Furthermore, in the conventional display device, one drive circuit has been outputting a signal in positive polarity and a signal in negative polarity. When a greater number of pixels are included in the display device, a higher operation frequency of the drive circuit is required. It is noted that the drive circuit mentioned herein means a drive IC for outputting a signal to each signal line of the display device. When the operation frequency is made higher, the output signal cannot be increased in amplitude. According to the existing techniques, when the operation frequency is about 20 MHz, it is permissible to achieve a signal amplitude of about .+-.6 V or smaller, meaning that a signal amplitude up to a voltage slightly lower than 12 V can be achieved in design. It is difficult to design a drive circuit IC capable of yielding a voltage higher than the above-mentioned voltage in regard to its endurance voltage and heat resistance. The scheme of increasing the signal amplitude also results in increasing the heat generation of the IC to consequently cause a faulty operation or the damage of the IC. The scheme of increasing the operation frequency also causes heat generation. Increasing the signal amplitude requires increase of the scale of an output buffer element of the IC, which also results in dimensional increase of the IC and cost increase. Furthermore, introduction of a special process for producing such an IC is required.

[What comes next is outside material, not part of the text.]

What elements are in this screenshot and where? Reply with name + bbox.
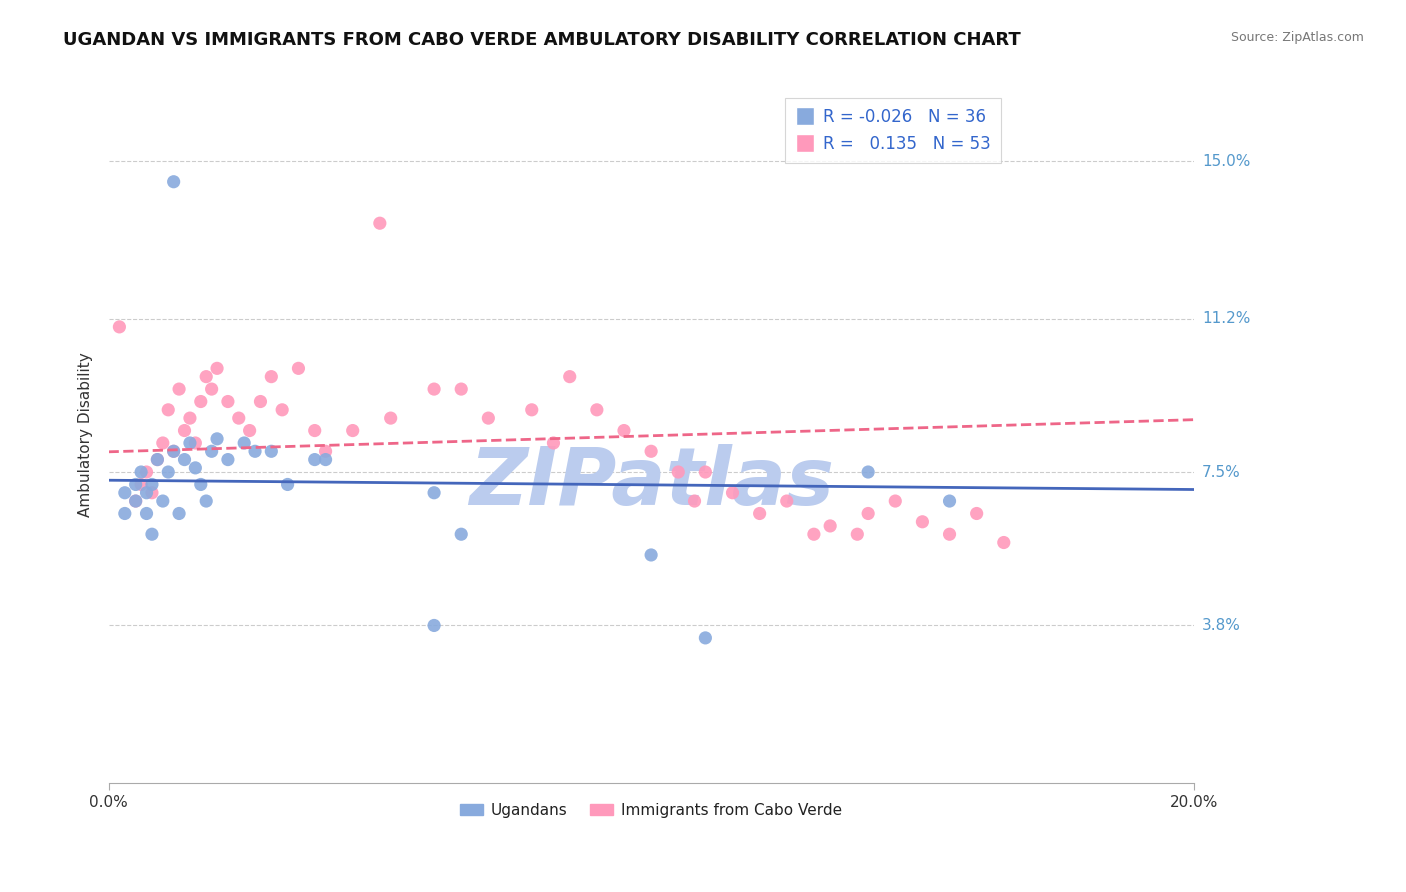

In order to decrease the operation frequency of the drive circuit, there is a method of dividing the display region into several segment regions, providing a drive circuit for each segment region, and making them operate in parallel. However, the above-mentioned method has the drawback of a difference in level between the signals input to the segment regions to disadvantageously result in the presence of junctures between the segment regions. There is currently a trend for increasing the pixels in amount in excess of one million pixels to add more difficulties to designing and developing an IC for the drive circuit in terms of its endurance voltage and heat resistance.
The display device employing the polymer dispersion liquid crystals requires no polarizing plate. Therefore, a high luminance display can be achieved, however, it has a drawback of low contrast. In order to increase the contrast, it is necessary to improve the light diffusion capability in a condition where no voltage is applied. In order to improve the light diffusion capability, it is required to increase the liquid crystal film thickness. However, when the liquid crystal film thickness is increased, the voltage for making the liquid crystals transmissive is higher.